The white gunman charged with the massacre of 10 black people in a Buffalo supermarket wrote as early as November about staging a live attack on African Americans. He also practiced shooting from his car and traveled for hours from his home to scout the store in March, according to detailed diary entries he appears to have posted online.
The newspaper writer published hand-drawn maps of the grocery store along with the number of black people he counted there, and recounted how a black security guard at the supermarket confronted him that day to ask him what he was doing. A black security guard was among the dead in Saturday’s rampage.
The log, taken from the Discord chat platform, was revealed two days after 18-year-old Payton Gendron allegedly opened fire with an AR-15 rifle at Tops Friendly Market. He wore a bulletproof vest and used a helmet camera to livestream the shootings to the internet, authorities said.
He went inside the supermarket and was charged with murder over the weekend. He pleaded not guilty and was jailed on suicide watch. Federal authorities are considering bringing hate crime charges.
Copies of the online material were shared with The Associated Press by Marc-André Argentino, a researcher at the London-based International Center for the Study of Radicalization and Political Violence.
A transcript was apparently released publicly some time before the attack. It was unclear how many people might have seen the log entries. Experts said it was possible but unlikely that the diary could have been edited by anyone other than the author.
Buffalo FBI lead agent Stephen Belongia said in a call with other officials on Monday that investigators were looking into Gendron’s Discord activity, citing posts last summer about body armor and body armor. firearms and others last month in which he taunted federal authorities.
Belongia gave no details in the call, but in an April 17 message, apparently from Gendron, he urged readers to kill FBI and Bureau of Alcohol, Tobacco, Firearms and Explosives agents.
Messages seeking comment were left for Gendron’s lawyers.

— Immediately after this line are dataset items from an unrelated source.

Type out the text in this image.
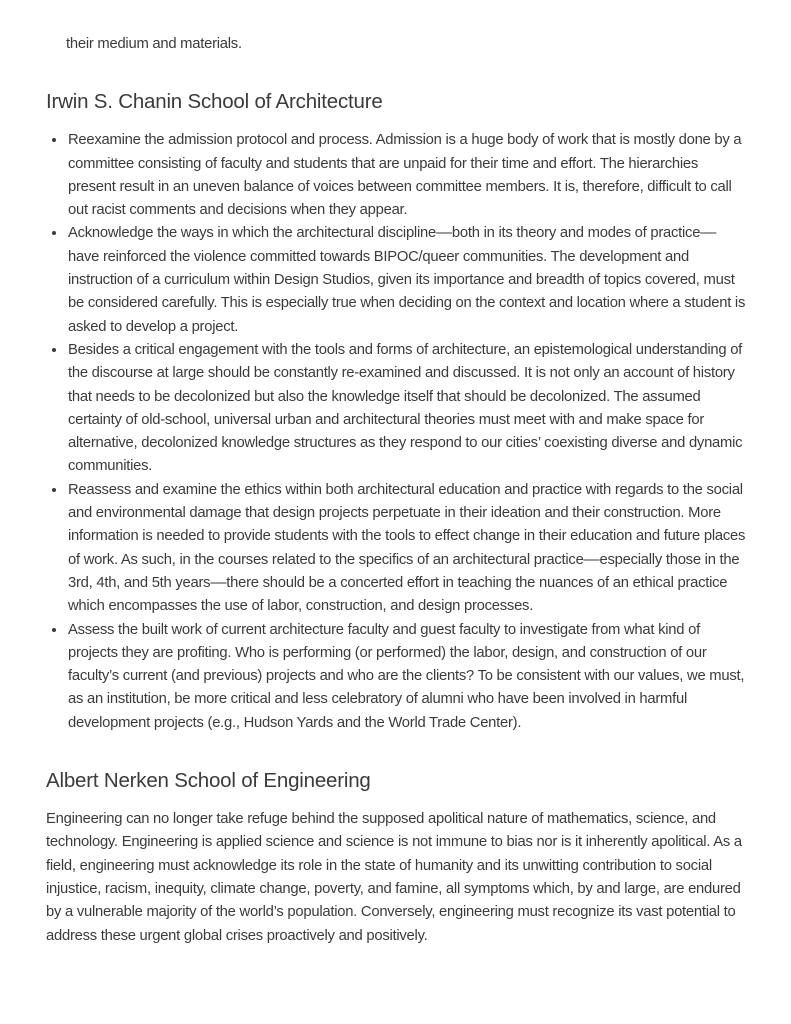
their medium and materials.

Irwin S. Chanin School of Architecture
• Reexamine the admission protocol and process. Admission is a huge body of work that is mostly done by a committee consisting of faculty and students that are unpaid for their time and effort. The hierarchies present result in an uneven balance of voices between committee members. It is, therefore, difficult to call out racist comments and decisions when they appear.
• Acknowledge the ways in which the architectural discipline––both in its theory and modes of practice––have reinforced the violence committed towards BIPOC/queer communities. The development and instruction of a curriculum within Design Studios, given its importance and breadth of topics covered, must be considered carefully. This is especially true when deciding on the context and location where a student is asked to develop a project.
• Besides a critical engagement with the tools and forms of architecture, an epistemological understanding of the discourse at large should be constantly re-examined and discussed. It is not only an account of history that needs to be decolonized but also the knowledge itself that should be decolonized. The assumed certainty of old-school, universal urban and architectural theories must meet with and make space for alternative, decolonized knowledge structures as they respond to our cities’ coexisting diverse and dynamic communities.
• Reassess and examine the ethics within both architectural education and practice with regards to the social and environmental damage that design projects perpetuate in their ideation and their construction. More information is needed to provide students with the tools to effect change in their education and future places of work. As such, in the courses related to the specifics of an architectural practice––especially those in the 3rd, 4th, and 5th years––there should be a concerted effort in teaching the nuances of an ethical practice which encompasses the use of labor, construction, and design processes.
• Assess the built work of current architecture faculty and guest faculty to investigate from what kind of projects they are profiting. Who is performing (or performed) the labor, design, and construction of our faculty’s current (and previous) projects and who are the clients? To be consistent with our values, we must, as an institution, be more critical and less celebratory of alumni who have been involved in harmful development projects (e.g., Hudson Yards and the World Trade Center).
Albert Nerken School of Engineering

Engineering can no longer take refuge behind the supposed apolitical nature of mathematics, science, and technology. Engineering is applied science and science is not immune to bias nor is it inherently apolitical. As a field, engineering must acknowledge its role in the state of humanity and its unwitting contribution to social injustice, racism, inequity, climate change, poverty, and famine, all symptoms which, by and large, are endured by a vulnerable majority of the world’s population. Conversely, engineering must recognize its vast potential to address these urgent global crises proactively and positively.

No one answered the door of the family home.
The online diary details a March 8 reconnaissance visit the writer made to Buffalo, about 200 miles (320 km) from Gendron’s home in Conklin, New York.
Joseph Gramaglia, the Buffalo Police Commissioner, told a news conference there was information indicating Gendron was in Buffalo in March, but he declined to elaborate. The commissioner said many investigators were working to obtain and review Gendron’s online postings.
“There are a lot of social networks that are scrutinized, or verified, captured,” Gramaglia said. “Part of that involves warrants that need to be served on various social media platforms.”
The newspaper writer spoke about checking targets, including the Tops Friendly Market, and said a security guard asked him what he was doing after his second visit of the day. He gave an excuse about the data collection and quickly left – “a tight call”, he wrote.
A 180-page document allegedly written by Gendron said the attack was aimed at terrorizing all non-Christian ethnic minorities and driving them out of the country. Federal authorities said they are working to confirm the authenticity of the document.
Gendron had briefly been on authorities’ radar last spring when state police were called to his high school following a report that the 17-year-old had made threatening statements.
Belongia said Gendron responded to a question about his future plans by saying he wanted to commit a murder-suicide.
A December Discord post Gendron apparently posted said he gave this answer to a question about retirement in an economics class and ended up spending “one of the worst nights of my life” in a hospital. .
Gramaglia said Gendron had no further contact with law enforcement after an evaluation of his mental health. During the call with Belongia, Gramaglia said state police “did everything within the bounds of the law” at the time.
It was unclear whether authorities could have invoked New York’s ‘red flag’ rule, which allows law enforcement, school officials and families to ask a court to order the seizure of weapons fire to people considered dangerous.
Federal law prohibits people from owning firearms if a judge has determined they have a “mental defect” or were forcibly placed in a mental institution. A review alone would not trigger the ban.
At the White House, Joe Biden paid tribute to the deceased security guard, retired police officer Aaron Salter.
Salter shot the attacker repeatedly, hitting his armored vest at least once before being shot and killed. The president, who was scheduled to travel to Buffalo on Tuesday, said Salter “gave his life trying to save others.”
Authorities said that in addition to the 10 black people killed, three people were injured: one black man and two white people.